I colossi di Hollywood negli ultimi anni si sono lanciati con pellicole tratte da fumetti: questa scelta, secondo te, è per avvicinarsi proprio al “popolo dei nerd” e quindi dei cosplayer? Ci può essere un’intesa tra cosplay e cinema?

Certo! Anche tutti questi reboot non fanno altro che attirare una fetta di pubblico sempre più grande, i ragazzi di un tempo (che ora sono adulti) e quelli di adesso. Mirano a creare serie/saghe continuative per affezionare il pubblico ed ha commercializzare ciò che prima era di nicchia. Ne consegue che molte più persone comincino a documentarsi su questi personaggi, a leggere i fumetti  o comprare i videogiochi, e quindi ad accedere anche a quello che è il mondo nerd ed a conoscere fenomeni ad esso legati come quello del cosplay. I cinecomics e film d’animazione vanno alla grande! Il passo tra cosplay e cinema è molto breve. Ormai la gente preferirebbe vedere alcune cosplayers recitare nei film rispetto a delle attrici di professione: “Ma perché non prendete delle cosplayers? Almeno loro conoscono davvero i personaggi.” Bene, ci stiamo arrivando. Il cosplay è diventata una realtà lavorativa, un trampolino di lancio per molte persone in diversi settori. Lo dimostra proprio il fatto che nonostante abbia studiato recitazione per anni, sia stata inaspettatamente notata proprio ora tramite il cosplay. La scelta di determinati personaggi ha reso bene l’idea di quali ruoli potrei interpretare meglio. Sopratutto le mie versioni personalizzate di alcuni personaggi che nell’ambiente del cosplay sono state lungamente criticate, invece hanno colpito e sono state apprezzate proprio perché diverse rispetto ai soggetti originali, mostrando di più la mia creatività e versatilità.

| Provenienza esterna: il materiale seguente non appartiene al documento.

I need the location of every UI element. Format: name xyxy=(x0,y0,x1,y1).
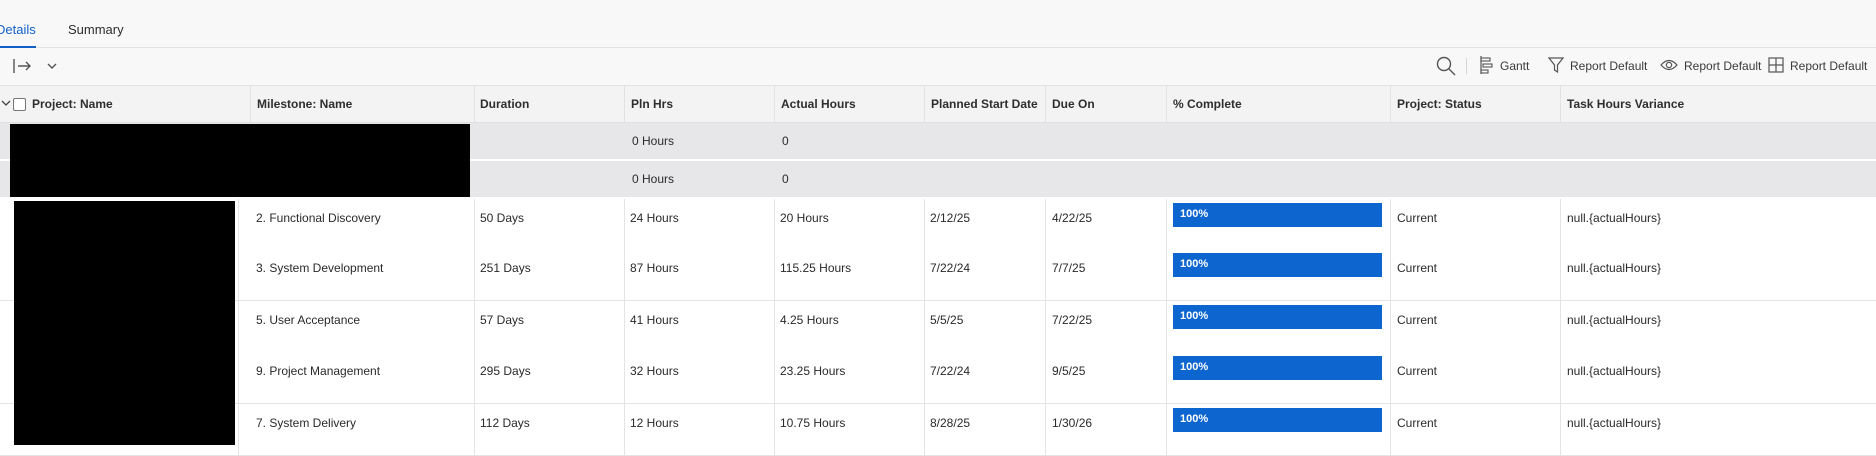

Qual’è la differenza tra appassionati, o nerd che dir si voglia, e cosplayer? Esiste secondo te una distinzione tra fruitori passivi e fruitori attivi dei prodotti mediali?

Nel mio caso non c’è differenza, perché sono sia un’appassionata/nerd che una cosplayer. Faccio cosplay dei personaggi che conosco e che mi piacciono, perché ho letto il manga o il fumetto o visto l’anime, il film o giocato al videogioco. Ma non è detto che tutti i cosplayers siano nerd. Molti amano solamente realizzare costumi ed accessori (vedi tanti propmaker e cosmaker), altri lo fanno solo perché va di moda (perché appunto è uscito il film al cinema) o per farsi vedere. Mentre altri ancora vogliono semplicemente vestirsi da cartone animato per passare una giornata diversa dal solito. Quindi in realtà non tutti i fruitori attivi sono veri nerd.